The reasons are many and often include: A focus on food, which is difficult for some. Being surrounded by people that maybe we actually don’t like. Traditions that don’t leave room for innovation. Plus, no presents.
If your experience coming to the end of the year is anything like, “Ugh the holidays, this is hard, I’m supposed to be soaking in gratitude and I just can’t right now,” here are some thoughts on how to cope.
Unshame your feelings, and give yourself the gift of honesty. Yes, of course, we all know that feeling grateful is what “good people” do. But though feelings can be nurtured, they cannot be forced. And if you are not feeling it, it’s only going to feel worse to pretend.
Here’s a formula for truth-telling that I got from novelist and psychonaut Ayelet Waldman: Put your hand on your heart, and say to yourself, “You poor thing! You are [feeling extremely ungrateful] right now! That’s okay! We’re going to be okay.” Or as self-help guru Mama Gena says: “Any way you feel is a right way to feel.” That’s as good a mantra as I’ve ever found.
Be an ally to yourself as above, but also know you’re not alone.

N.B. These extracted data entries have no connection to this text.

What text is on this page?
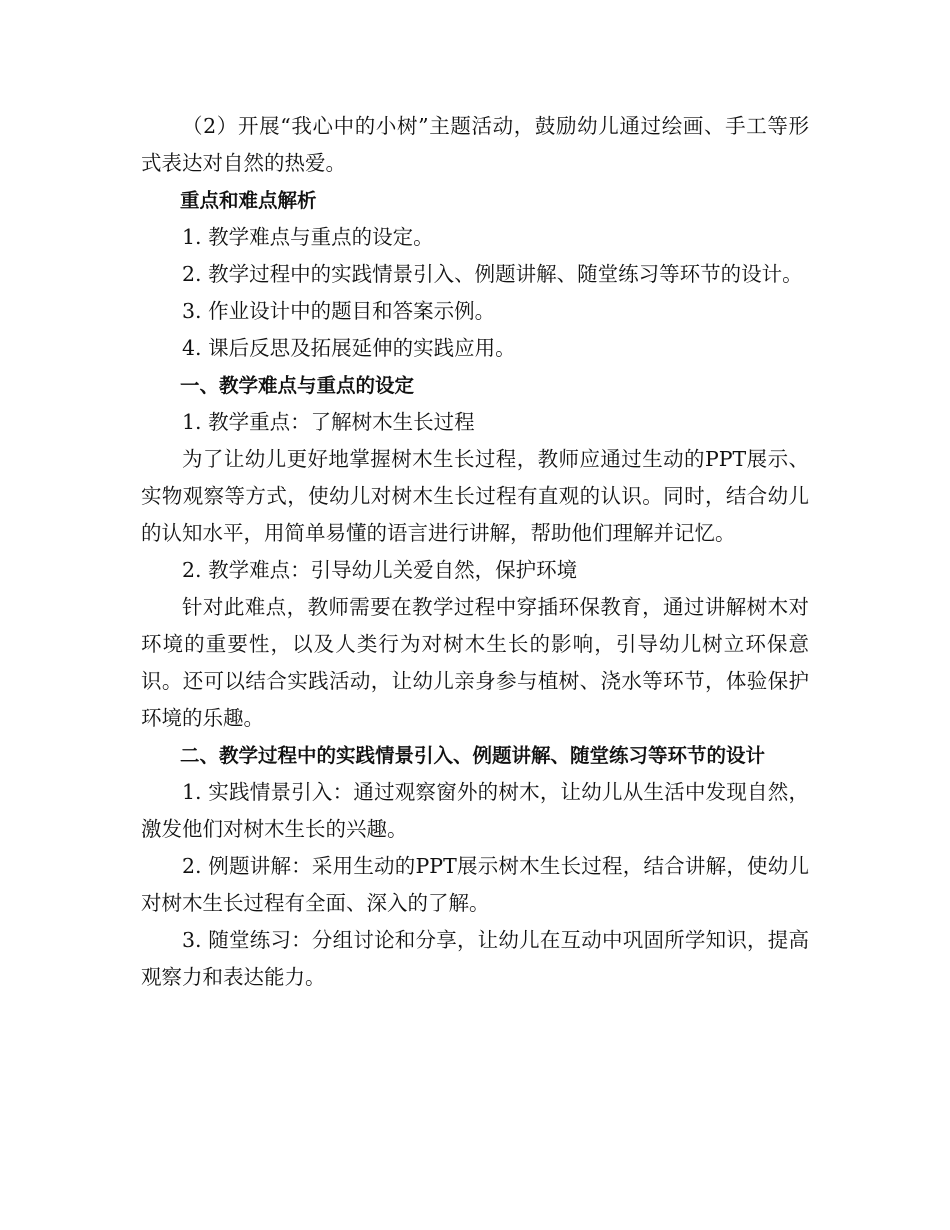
（2）开展“我心中的小树”主题活动，鼓励幼儿通过绘画、手工等形式表达对自然的热爱。

重点和难点解析

1. 教学难点与重点的设定。

2. 教学过程中的实践情景引入、例题讲解、随堂练习等环节的设计。

3. 作业设计中的题目和答案示例。

4. 课后反思及拓展延伸的实践应用。

一、教学难点与重点的设定

1. 教学重点：了解树木生长过程

为了让幼儿更好地掌握树木生长过程，教师应通过生动的PPT展示、实物观察等方式，使幼儿对树木生长过程有直观的认识。同时，结合幼儿的认知水平，用简单易懂的语言进行讲解，帮助他们理解并记忆。

2. 教学难点：引导幼儿关爱自然，保护环境

针对此难点，教师需要在教学过程中穿插环保教育，通过讲解树木对环境的重要性，以及人类行为对树木生长的影响，引导幼儿树立环保意识。还可以结合实践活动，让幼儿亲身参与植树、浇水等环节，体验保护环境的乐趣。

二、教学过程中的实践情景引入、例题讲解、随堂练习等环节的设计

1. 实践情景引入：通过观察窗外的树木，让幼儿从生活中发现自然，激发他们对树木生长的兴趣。

2. 例题讲解：采用生动的PPT展示树木生长过程，结合讲解，使幼儿对树木生长过程有全面、深入的了解。

3. 随堂练习：分组讨论和分享，让幼儿在互动中巩固所学知识，提高观察力和表达能力。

There are 8 billion of us on the planet, and a lot are in forced holiday mode. I bet you can get some solidarity. Friendsgiving thrives for a reason.
And speaking of coping, what is your copium? I see no shame in using what works this time of year: extra Netflix, extra escaping/“taking walks,” extra helpings of wasabi mashed potatoes. If you know what gets you through, use it.
(Also: There’s no shame in hitting the copium at any time of year. Sure, thriving is better than coping. But coping is better than not coping, so. That’s some advanced life coach knowledge for ya!
Sometimes holiday mode imposes so much that we need to dial everything else way down. Again, no shame! Other times it would help to go hard on something. In Wintering, Katherine May writes about her discovery of cold water plunging, and the boost it gives her energy and mood. I have found the same. Cold exposure is obviously not for everyone, but if there’s something you’ve been thinking about trying, this could be your moment. Systems like novelty!
Not to risk sounding all schadenfreude, but some of the folks who seem to be in Super Jolly Holiday mode might actually be struggling a little themselves. If you can’t tell, just mentally extend compassion anyway. (If it’s within reach. Compassion can be easier than gratitude, but not necessarily.)
Finally, maybe Thanksgiving would be better with presents? When I look ahead to my holiday, I think it’ll be good to treat myself to a nice book.